Monday, 30 April 2012

No Bull

Yes, yes, the title is atrocious.



CAT MATADOR/ DALLAS DON’T/ PUMP SHARK/ ROBOTS WITH SOULS, Port Mahon, 20/4/12


Sometimes it doesn’t take much to be new.  Live looping stopped being surprising some time ago, and bass and drums duos litter hipster house parties like half smoked Camels, yet we’ve never seen anyone put them together.  Robots With Souls’ Steve Wilson balances a two string bass on a sparse drum kit, and samples up some big, dense rhythms over which he delivers fragmented lyrics with melodic intensity.  Somewhere in this marriage of indie crooning and dumbass mall sludge, a truly excellent new act has been created.  It’s a fantastic show, that in the sweaty crucible of the Port Mahon feels more a shared ritual than a gig.

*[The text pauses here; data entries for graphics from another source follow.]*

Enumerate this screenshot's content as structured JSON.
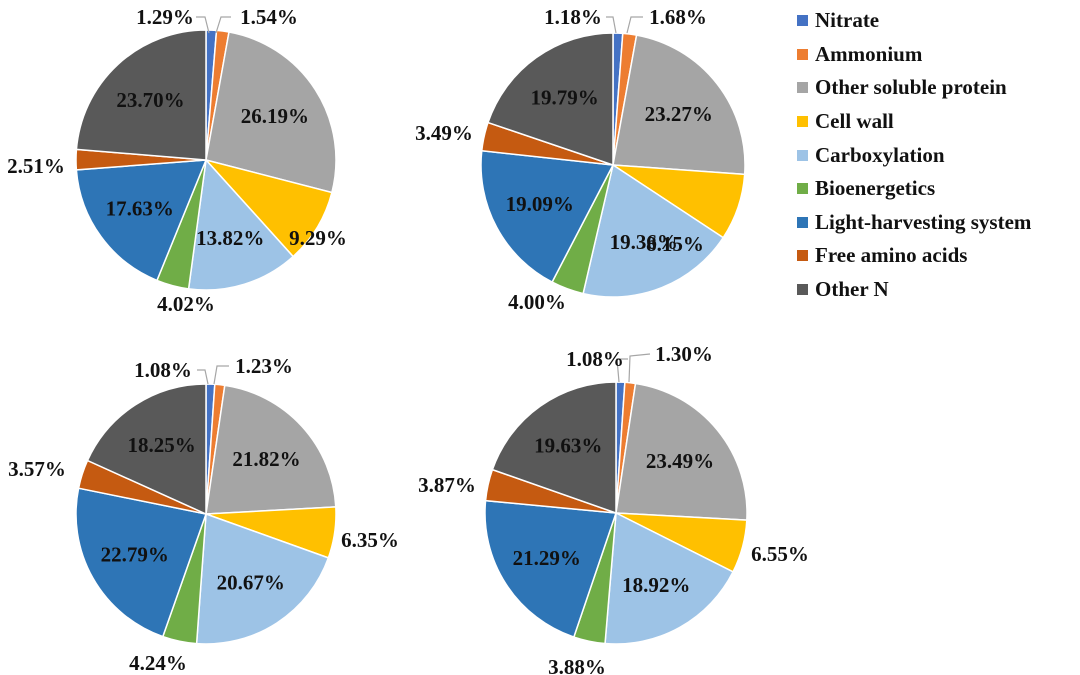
{
  "chart_data": {
    "type": "pie",
    "categories": [
      "Nitrate",
      "Ammonium",
      "Other soluble protein",
      "Cell wall",
      "Carboxylation",
      "Bioenergetics",
      "Light-harvesting system",
      "Free amino acids",
      "Other N"
    ],
    "colors": [
      "#4472C4",
      "#ED7D31",
      "#A5A5A5",
      "#FFC000",
      "#9DC3E6",
      "#70AD47",
      "#2E75B6",
      "#C55A11",
      "#595959"
    ],
    "legend_position": "right",
    "charts": [
      {
        "values": [
          1.29,
          1.54,
          26.19,
          9.29,
          13.82,
          4.02,
          17.63,
          2.51,
          23.7
        ],
        "labels": [
          "1.29%",
          "1.54%",
          "26.19%",
          "9.29%",
          "13.82%",
          "4.02%",
          "17.63%",
          "2.51%",
          "23.70%"
        ]
      },
      {
        "values": [
          1.18,
          1.68,
          23.27,
          8.15,
          19.36,
          4.0,
          19.09,
          3.49,
          19.79
        ],
        "labels": [
          "1.18%",
          "1.68%",
          "23.27%",
          "8.15%",
          "19.36%",
          "4.00%",
          "19.09%",
          "3.49%",
          "19.79%"
        ]
      },
      {
        "values": [
          1.08,
          1.23,
          21.82,
          6.35,
          20.67,
          4.24,
          22.79,
          3.57,
          18.25
        ],
        "labels": [
          "1.08%",
          "1.23%",
          "21.82%",
          "6.35%",
          "20.67%",
          "4.24%",
          "22.79%",
          "3.57%",
          "18.25%"
        ]
      },
      {
        "values": [
          1.08,
          1.3,
          23.49,
          6.55,
          18.92,
          3.88,
          21.29,
          3.87,
          19.63
        ],
        "labels": [
          "1.08%",
          "1.30%",
          "23.49%",
          "6.55%",
          "18.92%",
          "3.88%",
          "21.29%",
          "3.87%",
          "19.63%"
        ]
      }
    ]
  }
}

Wycombe’s Pump Shark offer a twitchier take on rock intensity, jerky rhythms continually pulling the rug beneath soul-baring vocal howls.  There’s a little of the sensitive brutality of Fugazi in their mixture of choppy guitars and lopsided sincerity, but somehow the set never quite gets off the leash.  If Pump Shark could get over a certain studied restraint they could be powerful, but as it is the initial buzz dwindles before their half hour is up.

There’s something we adore about Dallas Don’t, but let’s be frank, it ain’t their playing.  The rhythms are sloppy and they’re rarely entirely in tune, but it doesn’t matter because their music tells stories, and each slurred vocal line conjures up images that massed ranks of well-drilled musos could never achieve.  The sound is a fascinating battle between erudite, melancholic indie and scruffy US rock – The Delgados morphing into Mudhoney, perhaps – and you get the feeling that if one side ever won the fight, the magic would dissipate, but for now this tuneful whirlwind of rage and romanticism is one of the best things in Oxford music.

A Cat Matador is a funny idea.  Wave a cape at your average moggy and you’ll get bemused disdain, not an enraged stampede.  And we feel roughly the same: Cat Matador play well enough, doing all the right things with violin-flecked indie, putting intricate snare patterns behind introspective Tindersticks laments, but we just can’t dredge up any excitement.  There are some mournful fiddle lines and clattering bursts of energy to snag our ears, but generally the feeling is that whilst Cat Matador and Pump Shark are decent enough bands, real character will always win out.